When a board reaches end of life, don't landfill it. Some recycling programs exist (check Sustainable Surf's ECOBOARD program). At minimum, remove the fins and leash plug for reuse.
Wax
Standard surf wax is paraffin-based — a petroleum product. Eco-alternatives:
- Matunas — organic, beeswax-based
- Greenfix — natural ingredients, no petrochemicals
- Bubble Gum — some lines are eco-formulated
The wax you scrape off your board shouldn't go in the ocean. Scrape it into a container, let it harden, and bin it.
Beach behavior
- Pick up trash. Not just yours — any trash you see. Carry a small bag to the beach. The "one piece of trash per session" rule is a good minimum.
- Join beach cleanups. Surfrider Foundation, Surfers Against Sewage, and local groups organize regular cleanups. Find one at your beach.
- Don't litter. This seems obvious. It's not universal. Wax wrappers, broken leash strings, and single-use plastic water bottles are common surf litter.
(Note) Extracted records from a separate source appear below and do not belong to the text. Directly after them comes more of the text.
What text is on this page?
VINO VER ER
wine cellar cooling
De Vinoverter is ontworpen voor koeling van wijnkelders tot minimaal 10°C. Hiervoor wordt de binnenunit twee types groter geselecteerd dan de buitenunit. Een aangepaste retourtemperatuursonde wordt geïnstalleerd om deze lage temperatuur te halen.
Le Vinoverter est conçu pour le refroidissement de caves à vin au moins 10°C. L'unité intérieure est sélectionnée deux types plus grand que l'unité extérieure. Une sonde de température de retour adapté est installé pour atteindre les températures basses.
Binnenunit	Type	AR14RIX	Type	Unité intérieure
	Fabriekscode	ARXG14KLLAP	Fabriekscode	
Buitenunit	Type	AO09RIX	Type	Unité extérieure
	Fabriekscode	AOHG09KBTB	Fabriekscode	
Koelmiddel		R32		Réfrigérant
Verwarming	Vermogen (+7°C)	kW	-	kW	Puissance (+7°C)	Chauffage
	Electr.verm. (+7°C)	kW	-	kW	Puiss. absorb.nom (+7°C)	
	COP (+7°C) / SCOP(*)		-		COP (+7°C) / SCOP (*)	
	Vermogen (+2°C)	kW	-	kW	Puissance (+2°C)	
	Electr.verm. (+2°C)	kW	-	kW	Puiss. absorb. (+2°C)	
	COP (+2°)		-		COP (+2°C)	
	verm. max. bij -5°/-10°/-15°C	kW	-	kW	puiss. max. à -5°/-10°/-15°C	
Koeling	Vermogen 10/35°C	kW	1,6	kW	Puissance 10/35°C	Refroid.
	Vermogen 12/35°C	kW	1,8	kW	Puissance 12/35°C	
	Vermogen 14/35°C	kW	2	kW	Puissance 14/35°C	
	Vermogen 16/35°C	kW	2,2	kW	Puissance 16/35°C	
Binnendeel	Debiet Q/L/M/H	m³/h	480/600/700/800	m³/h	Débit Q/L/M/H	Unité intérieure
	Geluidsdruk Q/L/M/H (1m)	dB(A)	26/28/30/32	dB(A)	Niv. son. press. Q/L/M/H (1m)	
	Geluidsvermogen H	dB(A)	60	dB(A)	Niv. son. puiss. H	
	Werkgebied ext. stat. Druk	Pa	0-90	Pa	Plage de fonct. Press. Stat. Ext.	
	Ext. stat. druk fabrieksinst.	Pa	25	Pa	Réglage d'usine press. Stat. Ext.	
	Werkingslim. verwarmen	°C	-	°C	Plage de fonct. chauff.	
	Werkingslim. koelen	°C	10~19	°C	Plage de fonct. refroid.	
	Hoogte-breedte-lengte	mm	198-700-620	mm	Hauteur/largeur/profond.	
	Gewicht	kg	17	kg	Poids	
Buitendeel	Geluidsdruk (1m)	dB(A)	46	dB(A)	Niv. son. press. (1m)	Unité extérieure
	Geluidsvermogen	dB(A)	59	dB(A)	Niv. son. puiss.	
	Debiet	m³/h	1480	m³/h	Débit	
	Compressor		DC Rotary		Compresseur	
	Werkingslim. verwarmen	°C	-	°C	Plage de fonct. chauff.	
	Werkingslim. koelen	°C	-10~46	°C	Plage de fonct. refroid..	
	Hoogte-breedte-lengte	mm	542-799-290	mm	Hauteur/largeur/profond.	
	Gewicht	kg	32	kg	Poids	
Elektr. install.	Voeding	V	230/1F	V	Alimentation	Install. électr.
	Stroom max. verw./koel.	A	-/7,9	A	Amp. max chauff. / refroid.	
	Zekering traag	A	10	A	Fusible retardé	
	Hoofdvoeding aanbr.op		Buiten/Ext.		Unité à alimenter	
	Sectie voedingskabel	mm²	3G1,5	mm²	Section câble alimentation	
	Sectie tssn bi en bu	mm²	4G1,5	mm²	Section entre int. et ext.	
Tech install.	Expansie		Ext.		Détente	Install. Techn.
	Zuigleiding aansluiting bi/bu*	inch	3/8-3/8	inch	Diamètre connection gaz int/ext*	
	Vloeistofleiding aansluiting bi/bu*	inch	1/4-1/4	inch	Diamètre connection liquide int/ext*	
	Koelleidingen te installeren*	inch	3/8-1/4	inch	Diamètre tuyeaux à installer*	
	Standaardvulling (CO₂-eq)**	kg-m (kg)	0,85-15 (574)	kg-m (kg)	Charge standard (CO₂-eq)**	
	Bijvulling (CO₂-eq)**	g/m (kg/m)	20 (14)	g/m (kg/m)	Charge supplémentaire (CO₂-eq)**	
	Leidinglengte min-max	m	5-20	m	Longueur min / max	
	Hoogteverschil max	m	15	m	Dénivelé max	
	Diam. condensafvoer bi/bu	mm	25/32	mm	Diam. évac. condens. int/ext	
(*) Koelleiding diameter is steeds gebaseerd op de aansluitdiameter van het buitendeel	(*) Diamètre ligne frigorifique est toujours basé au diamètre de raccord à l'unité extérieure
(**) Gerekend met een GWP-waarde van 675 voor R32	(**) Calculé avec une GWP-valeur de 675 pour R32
- Respect dunes and vegetation. Dune systems protect coastlines from erosion. Stay on paths and boardwalks where they exist.
Travel
Surf travel has a carbon footprint. You can't eliminate it (you need to fly to Bali), but you can reduce it:
- Fly direct. Layovers increase emissions significantly.
- Stay longer. One two-week trip is better than two one-week trips.
- Offset. Carbon offset programs aren't perfect, but they're better than nothing. Some airlines offer it at checkout.
- Support local. Eat at local restaurants, book local instructors, buy from local shops. Your tourism dollars should benefit the community, not international chains.
Organizations to support
- Surfrider Foundation — ocean protection, water quality testing, policy advocacy. Chapters worldwide.
- Surfers Against Sewage — UK-based, expanding globally. Beach cleanups, water quality campaigns, plastic reduction.
- Sustainable Surf — ECOBOARD program certifying sustainable surfboard manufacturing.
- Save The Waves Coalition — protecting surf ecosystems through World Surfing Reserves.
- 5 Gyres — research and advocacy on ocean plastic pollution.
The surfer's responsibility
Surfers are the ocean's constituency. We're the people who notice when the water quality drops, when the reef bleaches, when the beach erodes. That proximity creates a responsibility — not to be perfect environmentalists (nobody is), but to be conscious ones.
Every reef-safe sunscreen choice, every beach cleanup session, every used board purchase adds up. The ocean has given you something valuable. Give some of it back.